Double Knot: Last night, after spotting this cute scrap yarn pattern, I wondered what a "Magic Cake" could be, which lead me to the following video from Jane Richmond showing the 'Double Knot' or 'Magic Knot' method...

This looks super... but the comments on this video are quite varied. People seem to either love this method or hate it. It seems to depend on the type of yarn being used, whether it will be machine washed and how the fabric will be treated. I don't think I'd trust my thinnest handspun to this method, but can see that it would work for lots of other yarns and am keen to give it a try.

These days, when I have a knitting question I consult June Hemmons Hiatt for guidance and when I did this, discovered a few more options including the Twined knit tie-on (alternating stitches from each yarn rather than using both together as in double yarn variation, borrowed from Twined knitting) and Purl Inlay tie-on (borrowed from the purl inlay colour technique where the ends are weaved in as you knit).

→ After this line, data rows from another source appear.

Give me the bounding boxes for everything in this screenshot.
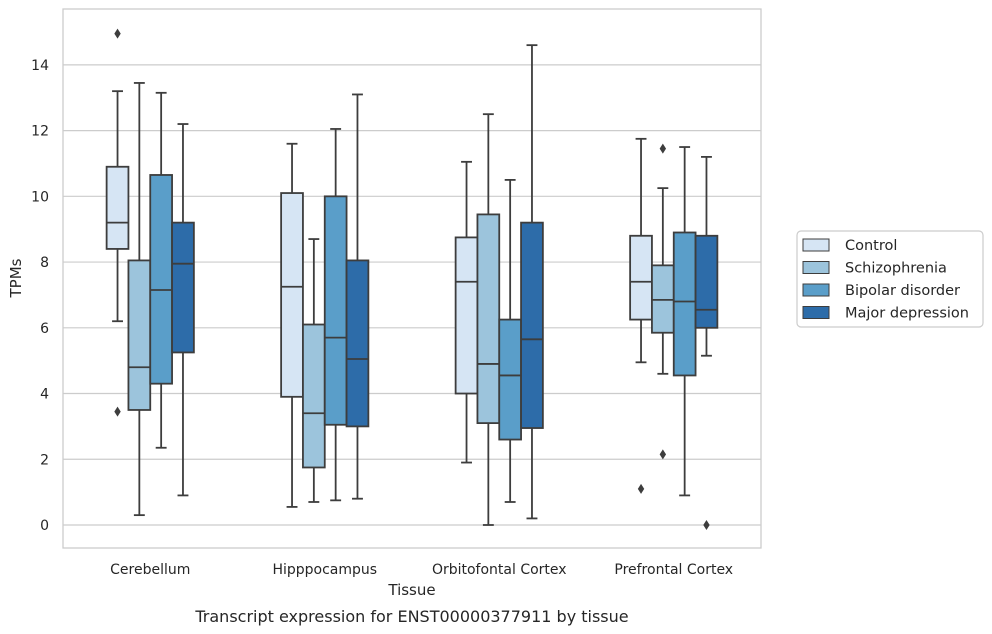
outlier-point <box>659 449 667 460</box>
iqr-box <box>520 221 544 429</box>
y-tick-label: 14 <box>31 58 49 74</box>
y-axis-label: TPMs <box>7 258 25 298</box>
iqr-box <box>171 221 195 354</box>
box-groups <box>105 28 719 530</box>
iqr-box <box>476 213 501 425</box>
chart-caption: Transcript expression for ENST0000037791… <box>194 607 628 626</box>
x-tick-label: Orbitofontal Cortex <box>432 562 567 578</box>
iqr-box <box>302 323 326 469</box>
box-bipolar-disorder <box>149 91 173 449</box>
y-tick-label: 0 <box>40 518 49 534</box>
outlier-point <box>114 406 121 417</box>
iqr-box <box>149 174 173 385</box>
y-tick-label: 6 <box>40 321 49 337</box>
legend-swatch <box>802 283 830 297</box>
iqr-box <box>694 234 719 329</box>
iqr-box <box>127 259 152 411</box>
legend-label: Bipolar disorder <box>845 283 960 299</box>
y-tick-label: 4 <box>40 387 49 403</box>
legend: Control Schizophrenia Bipolar disorder Majo… <box>796 230 984 328</box>
legend-label: Control <box>845 238 897 254</box>
y-tick-label: 10 <box>31 189 49 205</box>
legend-frame <box>796 230 984 328</box>
legend-item: Schizophrenia <box>802 261 947 277</box>
outlier-point <box>659 143 667 154</box>
box-bipolar-disorder <box>498 179 522 503</box>
box-control <box>105 28 130 417</box>
iqr-box <box>498 318 522 441</box>
box-major-depression <box>171 123 195 497</box>
y-tick-label: 8 <box>40 255 49 271</box>
iqr-box <box>280 192 304 398</box>
x-tick-label: Prefrontal Cortex <box>614 562 733 578</box>
legend-swatch <box>802 261 830 274</box>
x-tick-label: Cerebellum <box>110 562 190 578</box>
box-control <box>280 142 304 508</box>
x-axis-label: Tissue <box>387 581 435 599</box>
legend-item: Control <box>802 238 897 254</box>
iqr-box <box>454 236 479 395</box>
x-tick-labels: Cerebellum Hipppocampus Orbitofontal Corte… <box>110 562 733 578</box>
box-schizophrenia <box>651 143 675 460</box>
outlier-point <box>637 483 645 494</box>
iqr-box <box>345 259 370 428</box>
box-major-depression <box>694 155 719 530</box>
iqr-box <box>629 234 653 321</box>
box-control <box>629 137 653 494</box>
plot-frame <box>62 8 762 549</box>
iqr-box <box>323 195 348 426</box>
legend-label: Major depression <box>845 306 969 322</box>
box-schizophrenia <box>127 82 152 517</box>
y-tick-label: 12 <box>31 124 49 140</box>
legend-item: Major depression <box>802 306 969 322</box>
iqr-box <box>105 165 130 250</box>
box-major-depression <box>520 44 544 520</box>
box-major-depression <box>345 93 370 500</box>
y-tick-labels: 0 2 4 6 8 10 12 14 <box>31 58 49 534</box>
legend-swatch <box>802 238 830 252</box>
outlier-point <box>703 519 710 530</box>
box-schizophrenia <box>302 238 326 503</box>
outlier-point <box>114 28 121 39</box>
x-tick-label: Hipppocampus <box>272 562 377 578</box>
y-tick-label: 2 <box>40 452 49 468</box>
legend-label: Schizophrenia <box>845 261 947 277</box>
legend-item: Bipolar disorder <box>802 283 960 299</box>
legend-swatch <box>802 306 830 319</box>
iqr-box <box>672 231 697 377</box>
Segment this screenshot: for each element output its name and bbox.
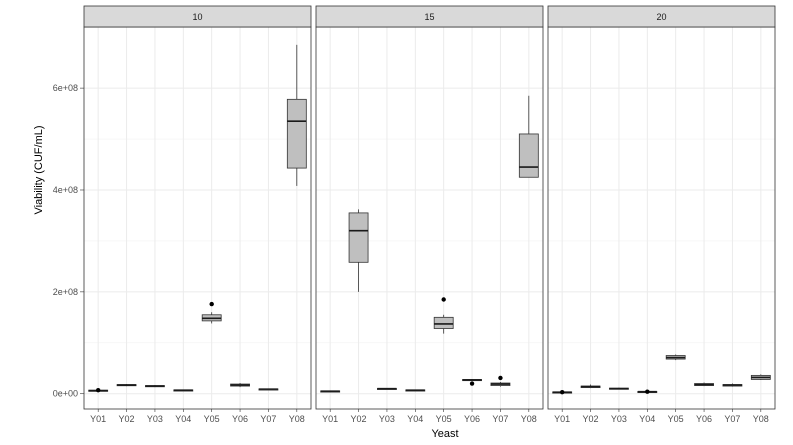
outlier-point [441, 297, 446, 302]
y-axis-title: Viability (CUF/mL) [33, 125, 45, 214]
x-tick-label: Y07 [492, 414, 508, 424]
x-tick-label: Y03 [379, 414, 395, 424]
outlier-point [645, 389, 650, 394]
box-10-Y06 [230, 383, 250, 388]
x-tick-label: Y08 [753, 414, 769, 424]
y-tick-label: 6e+08 [53, 83, 78, 93]
box-10-Y03 [145, 385, 165, 388]
facet-strip [315, 5, 544, 28]
box-iqr [433, 316, 454, 329]
outlier-point [559, 389, 565, 395]
x-tick-label: Y02 [119, 414, 135, 424]
facet-strip-label: 10 [192, 12, 202, 22]
x-tick-label: Y07 [260, 414, 276, 424]
x-tick-label: Y03 [147, 414, 163, 424]
outlier-point [469, 381, 475, 386]
panel-background [548, 27, 775, 409]
outlier-point [209, 301, 214, 307]
x-axis-title: Yeast [431, 428, 458, 440]
box-15-Y03 [377, 387, 397, 390]
x-tick-label: Y05 [668, 414, 684, 424]
facet-panel-10: 10 Y01 Y02 Y03 Y04 Y05 Y06 Y07 Y08 [83, 5, 312, 424]
box-iqr [286, 98, 307, 169]
x-tick-label: Y08 [289, 414, 305, 424]
box-15-Y05 [433, 297, 454, 334]
x-tick-label: Y04 [639, 414, 655, 424]
box-15-Y06 [462, 378, 482, 386]
x-tick-label: Y06 [232, 414, 248, 424]
x-tick-label: Y02 [351, 414, 367, 424]
y-axis: 0e+00 2e+08 4e+08 6e+08 [53, 83, 84, 399]
x-tick-label: Y01 [554, 414, 570, 424]
y-tick-label: 0e+00 [53, 389, 78, 399]
box-15-Y04 [405, 389, 426, 392]
facet-panels: 10 Y01 Y02 Y03 Y04 Y05 Y06 Y07 Y08 15 Y01 Y02 Y03 Y04… [83, 5, 776, 424]
facet-strip [83, 5, 312, 28]
x-tick-label: Y04 [407, 414, 423, 424]
box-20-Y01 [552, 389, 573, 395]
facet-panel-15: 15 Y01 Y02 Y03 Y04 Y05 Y06 Y07 Y08 [315, 5, 544, 424]
x-tick-label: Y07 [724, 414, 740, 424]
box-15-Y02 [348, 209, 369, 292]
box-iqr [518, 133, 539, 178]
box-20-Y02 [580, 384, 601, 389]
x-tick-label: Y03 [611, 414, 627, 424]
x-tick-label: Y01 [322, 414, 338, 424]
facet-strip-label: 20 [656, 12, 666, 22]
box-20-Y04 [637, 389, 658, 394]
box-20-Y07 [722, 383, 743, 387]
box-15-Y07 [490, 375, 511, 387]
y-tick-label: 4e+08 [53, 185, 78, 195]
x-tick-label: Y06 [696, 414, 712, 424]
x-tick-label: Y02 [583, 414, 599, 424]
facet-strip [547, 5, 776, 28]
box-10-Y01 [88, 387, 109, 393]
box-15-Y01 [320, 390, 341, 393]
x-tick-label: Y05 [436, 414, 452, 424]
facet-panel-20: 20 Y01 Y02 Y03 Y04 Y05 Y06 Y07 Y08 [547, 5, 776, 424]
box-20-Y06 [694, 382, 714, 387]
box-20-Y08 [750, 374, 771, 380]
box-20-Y05 [665, 354, 686, 361]
box-10-Y02 [116, 384, 137, 387]
box-iqr [348, 212, 369, 263]
x-tick-label: Y04 [175, 414, 191, 424]
box-10-Y08 [286, 44, 307, 186]
box-10-Y05 [201, 301, 222, 324]
y-tick-label: 2e+08 [53, 287, 78, 297]
panel-background [84, 27, 311, 409]
x-tick-label: Y05 [204, 414, 220, 424]
facet-strip-label: 15 [424, 12, 434, 22]
x-tick-label: Y08 [521, 414, 537, 424]
x-tick-label: Y06 [464, 414, 480, 424]
box-10-Y07 [258, 388, 279, 391]
x-tick-label: Y01 [90, 414, 106, 424]
outlier-point [95, 387, 101, 393]
outlier-point [498, 375, 503, 381]
box-15-Y08 [518, 95, 539, 178]
box-10-Y04 [173, 389, 194, 392]
box-20-Y03 [609, 387, 629, 390]
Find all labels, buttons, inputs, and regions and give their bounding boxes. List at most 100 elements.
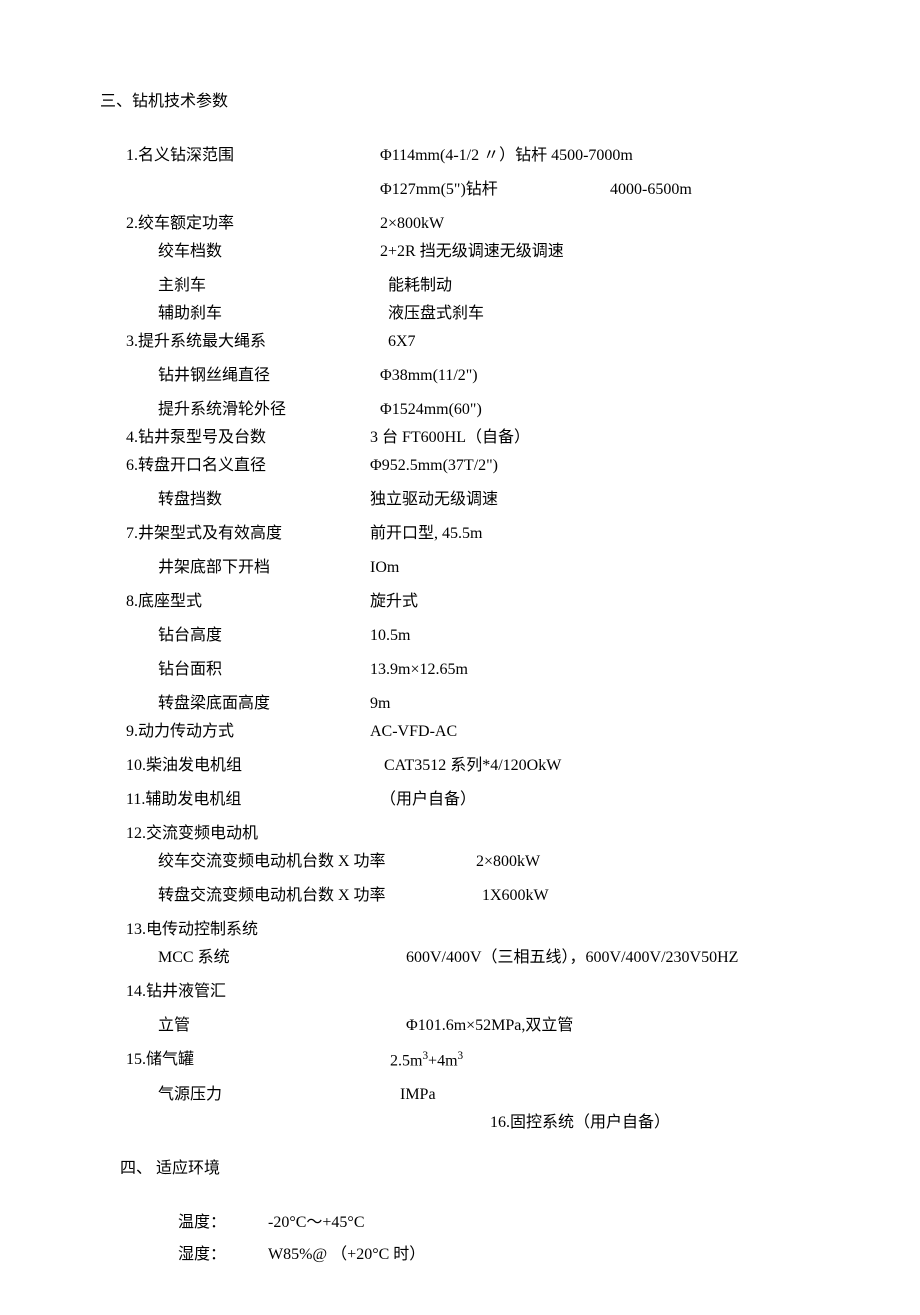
- param-row: MCC 系统 600V/400V（三相五线），600V/400V/230V50H…: [100, 946, 860, 970]
- param-label: 13.电传动控制系统: [100, 918, 370, 942]
- param-row: 转盘梁底面高度 9m: [100, 692, 860, 716]
- env-value: -20°C～+45°C: [268, 1211, 860, 1235]
- param-label: 绞车交流变频电动机台数 X 功率: [100, 850, 440, 874]
- param-row: 井架底部下开档 IOm: [100, 556, 860, 580]
- param-value: 2+2R 挡无级调速无级调速: [370, 240, 860, 264]
- env-value: W85%@ （+20°C 时）: [268, 1243, 860, 1267]
- param-value: 旋升式: [370, 590, 860, 614]
- param-value: 2×800kW: [440, 850, 860, 874]
- param-label: 11.辅助发电机组: [100, 788, 370, 812]
- param-label: 3.提升系统最大绳系: [100, 330, 370, 354]
- param-row: 辅助刹车 液压盘式刹车: [100, 302, 860, 326]
- param-label: 钻井钢丝绳直径: [100, 364, 370, 388]
- param-row: 主刹车 能耗制动: [100, 274, 860, 298]
- param-value: Φ101.6m×52MPa,双立管: [370, 1014, 860, 1038]
- param-row: 12.交流变频电动机: [100, 822, 860, 846]
- param-label: 转盘梁底面高度: [100, 692, 370, 716]
- param-row: 绞车档数 2+2R 挡无级调速无级调速: [100, 240, 860, 264]
- param-value: Φ1524mm(60"): [370, 398, 860, 422]
- param-row: 1.名义钻深范围 Φ114mm(4-1/2 〃）钻杆 4500-7000m: [100, 144, 860, 168]
- param-row: 4.钻井泵型号及台数 3 台 FT600HL（自备）: [100, 426, 860, 450]
- param-label: 4.钻井泵型号及台数: [100, 426, 370, 450]
- param-row: 8.底座型式 旋升式: [100, 590, 860, 614]
- param-value: 3 台 FT600HL（自备）: [370, 426, 860, 450]
- param-row: 气源压力 IMPa: [100, 1083, 860, 1107]
- param-value: Φ952.5mm(37T/2"): [370, 454, 860, 478]
- param-row: 7.井架型式及有效高度 前开口型, 45.5m: [100, 522, 860, 546]
- param-label: 15.储气罐: [100, 1048, 370, 1072]
- param-label: MCC 系统: [100, 946, 370, 970]
- param-label: 绞车档数: [100, 240, 370, 264]
- param-value: 10.5m: [370, 624, 860, 648]
- param-row: 钻台面积 13.9m×12.65m: [100, 658, 860, 682]
- section-title-env: 四、 适应环境: [120, 1157, 860, 1181]
- param-value: 600V/400V（三相五线），600V/400V/230V50HZ: [370, 946, 860, 970]
- param-value: 前开口型, 45.5m: [370, 522, 860, 546]
- param-row: 6.转盘开口名义直径 Φ952.5mm(37T/2"): [100, 454, 860, 478]
- param-row: Φ127mm(5")钻杆 4000-6500m: [100, 178, 860, 202]
- param-label: 14.钻井液管汇: [100, 980, 370, 1004]
- param-label: 8.底座型式: [100, 590, 370, 614]
- param-row: 3.提升系统最大绳系 6X7: [100, 330, 860, 354]
- param-value: IOm: [370, 556, 860, 580]
- param-label: 12.交流变频电动机: [100, 822, 370, 846]
- param-label: 转盘交流变频电动机台数 X 功率: [100, 884, 440, 908]
- param-row: 15.储气罐 2.5m3+4m3: [100, 1048, 860, 1073]
- param-row: 转盘挡数 独立驱动无级调速: [100, 488, 860, 512]
- sup-3b: 3: [458, 1050, 464, 1062]
- param-value-left: Φ127mm(5")钻杆: [380, 178, 610, 202]
- param-row: 绞车交流变频电动机台数 X 功率 2×800kW: [100, 850, 860, 874]
- param-row: 13.电传动控制系统: [100, 918, 860, 942]
- param-value: CAT3512 系列*4/120OkW: [370, 754, 860, 778]
- param-label: 辅助刹车: [100, 302, 370, 326]
- param-value-right: 4000-6500m: [610, 178, 692, 202]
- param-label: 钻台面积: [100, 658, 370, 682]
- param-label: 9.动力传动方式: [100, 720, 370, 744]
- param-value: Φ38mm(11/2"): [370, 364, 860, 388]
- param-label: 立管: [100, 1014, 370, 1038]
- param-row: 钻井钢丝绳直径 Φ38mm(11/2"): [100, 364, 860, 388]
- env-label: 湿度：: [178, 1243, 268, 1267]
- param-row: 9.动力传动方式 AC-VFD-AC: [100, 720, 860, 744]
- param-row: 2.绞车额定功率 2×800kW: [100, 212, 860, 236]
- section-title-params: 三、钻机技术参数: [100, 90, 860, 114]
- param-value: 13.9m×12.65m: [370, 658, 860, 682]
- note-16: 16.固控系统（用户自备）: [100, 1111, 860, 1135]
- param-label: 10.柴油发电机组: [100, 754, 370, 778]
- param-label: 7.井架型式及有效高度: [100, 522, 370, 546]
- param-label: 6.转盘开口名义直径: [100, 454, 370, 478]
- param-value: 液压盘式刹车: [370, 302, 860, 326]
- param-row: 提升系统滑轮外径 Φ1524mm(60"): [100, 398, 860, 422]
- r15-mid: +4m: [428, 1052, 457, 1069]
- param-row: 转盘交流变频电动机台数 X 功率 1X600kW: [100, 884, 860, 908]
- param-label: 井架底部下开档: [100, 556, 370, 580]
- env-row: 温度： -20°C～+45°C: [100, 1211, 860, 1235]
- param-value: 2.5m3+4m3: [370, 1048, 860, 1073]
- param-row: 10.柴油发电机组 CAT3512 系列*4/120OkW: [100, 754, 860, 778]
- param-label: 主刹车: [100, 274, 370, 298]
- param-label: 转盘挡数: [100, 488, 370, 512]
- param-value: 2×800kW: [370, 212, 860, 236]
- param-value: 能耗制动: [370, 274, 860, 298]
- env-row: 湿度： W85%@ （+20°C 时）: [100, 1243, 860, 1267]
- param-value: Φ127mm(5")钻杆 4000-6500m: [370, 178, 860, 202]
- param-row: 14.钻井液管汇: [100, 980, 860, 1004]
- param-value: 6X7: [370, 330, 860, 354]
- env-label: 温度：: [178, 1211, 268, 1235]
- param-label: 气源压力: [100, 1083, 370, 1107]
- param-value: AC-VFD-AC: [370, 720, 860, 744]
- param-row: 11.辅助发电机组 （用户自备）: [100, 788, 860, 812]
- param-value: 9m: [370, 692, 860, 716]
- param-label: 2.绞车额定功率: [100, 212, 370, 236]
- param-label: 钻台高度: [100, 624, 370, 648]
- param-value: 独立驱动无级调速: [370, 488, 860, 512]
- param-row: 钻台高度 10.5m: [100, 624, 860, 648]
- param-value: 1X600kW: [440, 884, 860, 908]
- param-row: 立管 Φ101.6m×52MPa,双立管: [100, 1014, 860, 1038]
- param-value: （用户自备）: [370, 788, 860, 812]
- param-value: Φ114mm(4-1/2 〃）钻杆 4500-7000m: [370, 144, 860, 168]
- r15-pre: 2.5m: [390, 1052, 422, 1069]
- param-value: IMPa: [370, 1083, 860, 1107]
- param-label: 1.名义钻深范围: [100, 144, 370, 168]
- param-label: 提升系统滑轮外径: [100, 398, 370, 422]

It seems there are many methods, but not one that is suitable for every occasion. There is only one thing that does seem certain:
Unfortunately, no matter how you join the yarns or weave the ends into fabric, the last little bit may refuse to stay put because the fabric is stretchy. I have yet to find any solution to this short of acceptance - hide most of the end using whatever method you choose, and cut the rest off. 
June Hemmons Hiatt, The Principles of Knitting, p592 

So which technique do you use most often? Are there any you don't get on with? I'd love to know.


  1. Since I primarily use wool yarns, the felted/spit-splice join works just fine for me. You can use water, too, it doesn't have to be spit! But since discovering the magic knot recently it's become my favorite, especially for silk blends that don't felt together. I find the knot is barely noticeable in the finished fabric and it eliminates all ends and areas of double thickness.

  2. Double knot for me every time. I have tried splicing when using wool yarn but I just can't get it to work.

  3. I mostly use the double.knot method. Russian can be hard to weave in the end into the yarn.

  4. I knot myself, I can't use wool and like to machine wash things when I can and knots are stable

  5. I use Russian join even if the end doesn't always stay put. It's a lot more reliable than the double knot.